BANGKOK • Thailand's flagship airline yesterday said it had launched a probe into revelations that engine-maker Rolls-Royce paid millions of dollars in bribes to win contracts, including to airline employees and government officials.
On the same day, Indonesia's anti-corruption agency named the former chief executive of the country's flag carrier Garuda a suspect for allegedly receiving bribes from Rolls-Royce while he was head of the airline.
The investigations come after the renowned British company agreed to pay a US$808 million (S$1.15 billion) fine to authorities in Britain, the United States and Brazil to settle bribery and graft claims.
After its largest ever corruption probe, Britain's Serious Fraud Office (SFO) found Rolls-Royce paid massive bribes over three decades to win contracts in Indonesia, Thailand, India, Russia, Nigeria, China and Malaysia.
Engine-maker Rolls-Royce has no connection with Rolls-Royce cars, a marque owned by German company BMW.
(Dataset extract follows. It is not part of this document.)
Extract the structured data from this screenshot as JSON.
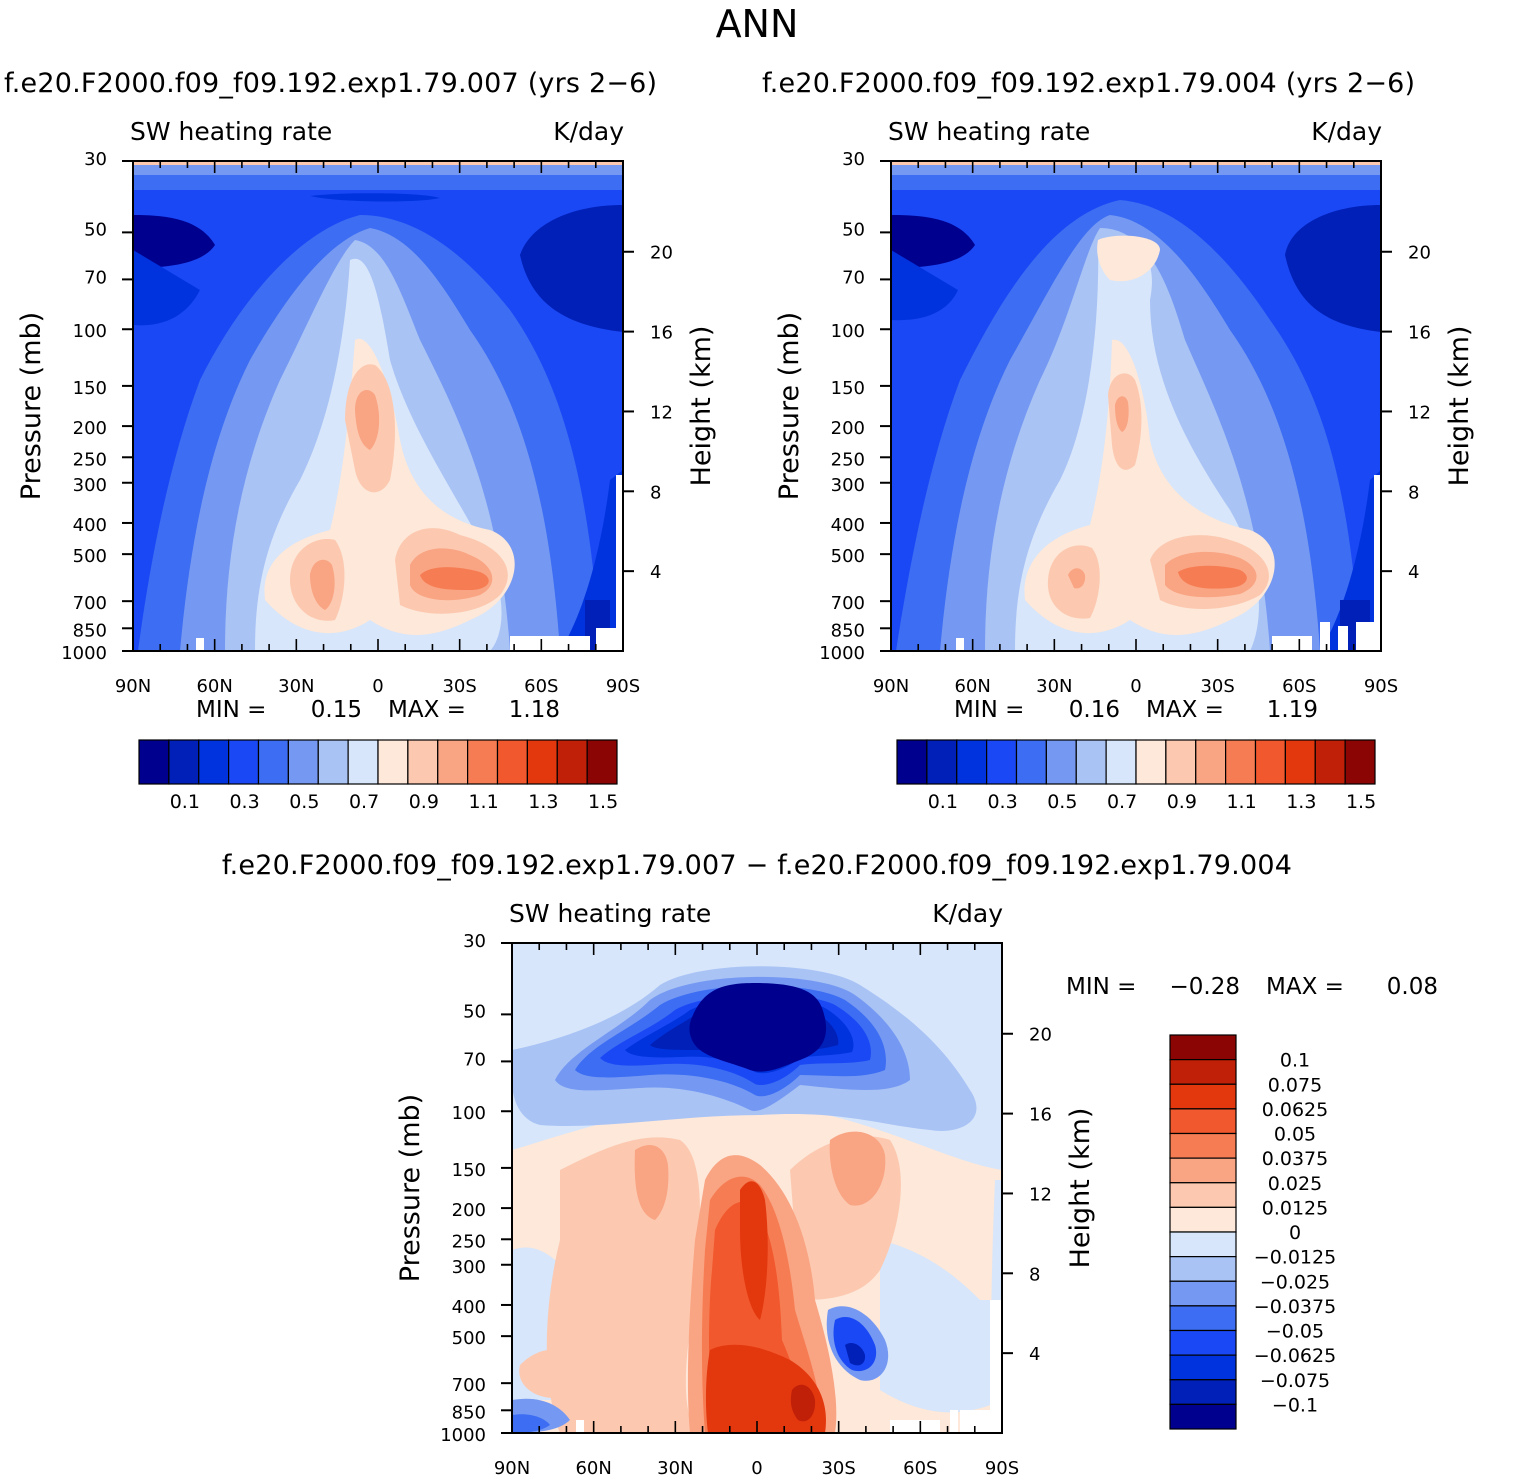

In Thailand, investigators found some US$36 million in bribes and incentives were paid between 1991 and 2005 to intermediaries - including "agents of the State of Thailand and employees of Thai Airways" - to help the company win lucrative jet engine deals.
A Thai Airways statement said the company will "gather information from all the sources in order to investigate the matter thoroughly".
In Indonesia, the country's Corruption Eradication Commission said yesterday that ex-Garuda chief executive Emirsyah Satar had been named a suspect for allegedly receiving kickbacks from Rolls-Royce in exchange for buying planes fitted with the company's engines.
The agency said the corruption was alleged to have taken place in Indonesia and Singapore, and it was working with Britain's SFO and Singapore's anti-corruption authorities.